# 5 years on from divorce with original thread link



## Blokeymcblokeface (Mar 26, 2017)

Hi All

I got a lot of help and advice some years ago and I thought it write about my experiences briefly , here is a link to my posts 5 years ago …

New Guy from UK... Hi all
https://r.tapatalk.com/shareLink?sh...share_type=t[/URL]"]New Guy from UK... Hi all

Hope the above works!!

Well, I got divorced, which was hard!!! Really hard and I don’t know how I got through it, it was crippling emotionally and took time to recover. 

However, I ventured onto some online dating after a few years and met a lovely woman and we clicked , I knew it was right this time. Fast forward 12 months and we got married and then 10 months after that we had a little baby who is my world.

What I’m trying to say is that I appreciate the support you guys gave me and that things can be and will get better.

I expected this to be longer somehow, but it just didn’t end up that way… 

Thankyou


----------



## Diana7 (Apr 19, 2016)

Blokeymcblokeface said:


> Hi All
> 
> I got a lot of help and advice some years ago and I thought it write about my experiences briefly , here is a link to my posts 5 years ago …
> 
> ...


It's great to hear that you have found happiness again after divorce. 
I too met an amazing spouse, 6 years after my first marriage ended. 16 years in and we are still very strong together.


----------



## Mr.Married (Feb 21, 2018)

Happy endings are awesome.

Finding a true love after divorce isn’t bad either!


----------



## Blokeymcblokeface (Mar 26, 2017)

Diana7 said:


> It's great to hear that you have found happiness again after divorce.
> I too met an amazing spouse, 6 years after my first marriage ended. 16 years in and we are still very strong together.

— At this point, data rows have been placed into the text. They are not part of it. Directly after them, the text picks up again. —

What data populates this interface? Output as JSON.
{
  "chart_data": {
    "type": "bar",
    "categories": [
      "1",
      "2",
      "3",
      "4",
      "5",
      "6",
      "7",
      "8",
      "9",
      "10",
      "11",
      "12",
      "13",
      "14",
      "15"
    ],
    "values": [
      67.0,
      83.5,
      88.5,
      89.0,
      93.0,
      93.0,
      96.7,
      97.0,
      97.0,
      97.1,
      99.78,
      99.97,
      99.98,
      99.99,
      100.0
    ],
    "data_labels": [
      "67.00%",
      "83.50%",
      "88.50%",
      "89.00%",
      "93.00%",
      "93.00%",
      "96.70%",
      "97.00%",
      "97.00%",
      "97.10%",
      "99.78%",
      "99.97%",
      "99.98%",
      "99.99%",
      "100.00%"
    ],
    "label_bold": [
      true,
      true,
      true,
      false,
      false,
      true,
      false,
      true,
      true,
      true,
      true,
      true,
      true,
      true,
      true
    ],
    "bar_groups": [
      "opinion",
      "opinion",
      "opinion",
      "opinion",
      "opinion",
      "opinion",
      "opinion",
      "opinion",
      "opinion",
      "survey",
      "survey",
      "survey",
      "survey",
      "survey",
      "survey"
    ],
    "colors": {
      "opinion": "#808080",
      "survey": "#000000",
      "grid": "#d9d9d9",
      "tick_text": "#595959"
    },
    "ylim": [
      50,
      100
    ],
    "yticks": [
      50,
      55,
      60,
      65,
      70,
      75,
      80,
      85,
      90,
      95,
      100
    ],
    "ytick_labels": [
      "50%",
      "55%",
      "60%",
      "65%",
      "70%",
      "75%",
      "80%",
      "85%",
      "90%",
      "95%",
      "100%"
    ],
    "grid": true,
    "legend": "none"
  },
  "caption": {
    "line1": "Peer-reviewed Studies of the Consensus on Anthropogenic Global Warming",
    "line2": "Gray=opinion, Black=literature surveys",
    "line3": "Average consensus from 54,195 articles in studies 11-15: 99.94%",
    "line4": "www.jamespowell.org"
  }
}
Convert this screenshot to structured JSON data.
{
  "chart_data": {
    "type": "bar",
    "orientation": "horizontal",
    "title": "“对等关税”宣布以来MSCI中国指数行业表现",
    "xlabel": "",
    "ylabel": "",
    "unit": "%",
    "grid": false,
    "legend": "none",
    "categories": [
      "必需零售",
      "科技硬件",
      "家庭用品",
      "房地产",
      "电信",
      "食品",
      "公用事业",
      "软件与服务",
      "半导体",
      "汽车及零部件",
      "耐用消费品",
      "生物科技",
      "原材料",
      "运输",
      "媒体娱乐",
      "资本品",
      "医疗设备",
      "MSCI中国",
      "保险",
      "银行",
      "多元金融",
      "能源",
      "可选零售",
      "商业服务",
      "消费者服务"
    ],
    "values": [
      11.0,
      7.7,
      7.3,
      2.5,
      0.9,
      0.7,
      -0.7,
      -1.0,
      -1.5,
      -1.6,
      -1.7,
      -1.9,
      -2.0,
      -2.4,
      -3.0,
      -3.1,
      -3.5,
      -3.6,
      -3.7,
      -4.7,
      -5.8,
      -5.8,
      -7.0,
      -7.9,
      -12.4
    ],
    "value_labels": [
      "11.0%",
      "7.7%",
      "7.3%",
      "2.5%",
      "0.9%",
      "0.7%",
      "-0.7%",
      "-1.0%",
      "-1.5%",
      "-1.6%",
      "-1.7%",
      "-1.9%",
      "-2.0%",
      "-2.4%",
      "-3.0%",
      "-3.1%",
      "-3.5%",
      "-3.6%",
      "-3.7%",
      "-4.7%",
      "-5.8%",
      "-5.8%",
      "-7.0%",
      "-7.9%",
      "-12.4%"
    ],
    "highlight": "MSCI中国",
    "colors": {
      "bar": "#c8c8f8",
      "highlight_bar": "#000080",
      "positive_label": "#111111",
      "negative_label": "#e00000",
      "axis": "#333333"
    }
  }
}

Amazing, I’m happy to hear you too found love

I think the first marriage is just practice for the real thing haha


----------



## Andy1001 (Jun 29, 2016)

@Blokeymcblokeface did your ex wife ever come out of the closet?


----------



## Blokeymcblokeface (Mar 26, 2017)

Andy1001 said:


> @Blokeymcblokeface did your ex wife ever come out of the closet?


Not to my knowledge but I wouldn’t at all be shocked if I heard she did


----------



## uwe.blab (May 2, 2019)

Mr.Married said:


> Happy endings are awesome.
> 
> Finding a true love after divorce isn’t bad either!


It ain't over til it's over.


----------



## Andy1001 (Jun 29, 2016)

Blokeymcblokeface said:


> Not to my knowledge but I wouldn’t at all be shocked if I heard she did


I don’t claim to be an expert but I do know a lot of gay people, especially women and what you’ve described is very similar to their stories. 
I suppose she could be asexual either. Either way you were right to leave.


----------



## Blokeymcblokeface (Mar 26, 2017)

Andy1001 said:


> I don’t claim to be an expert but I do know a lot of gay people, especially women and what you’ve described is very similar to their stories.
> I suppose she could be asexual either. Either way you were right to leave.


I’d say she is almost defiantly a sexual, she does still hang around constantly with the same woman who was causing lots of problems in my marriage but that was just something mentioned by someone who knew the other woman and her little buddy who turned out to be my ex


----------



## Lostinthought61 (Nov 5, 2013)

Well like the expression goes...not your monkey not your circus....the ex is someone's issue.


----------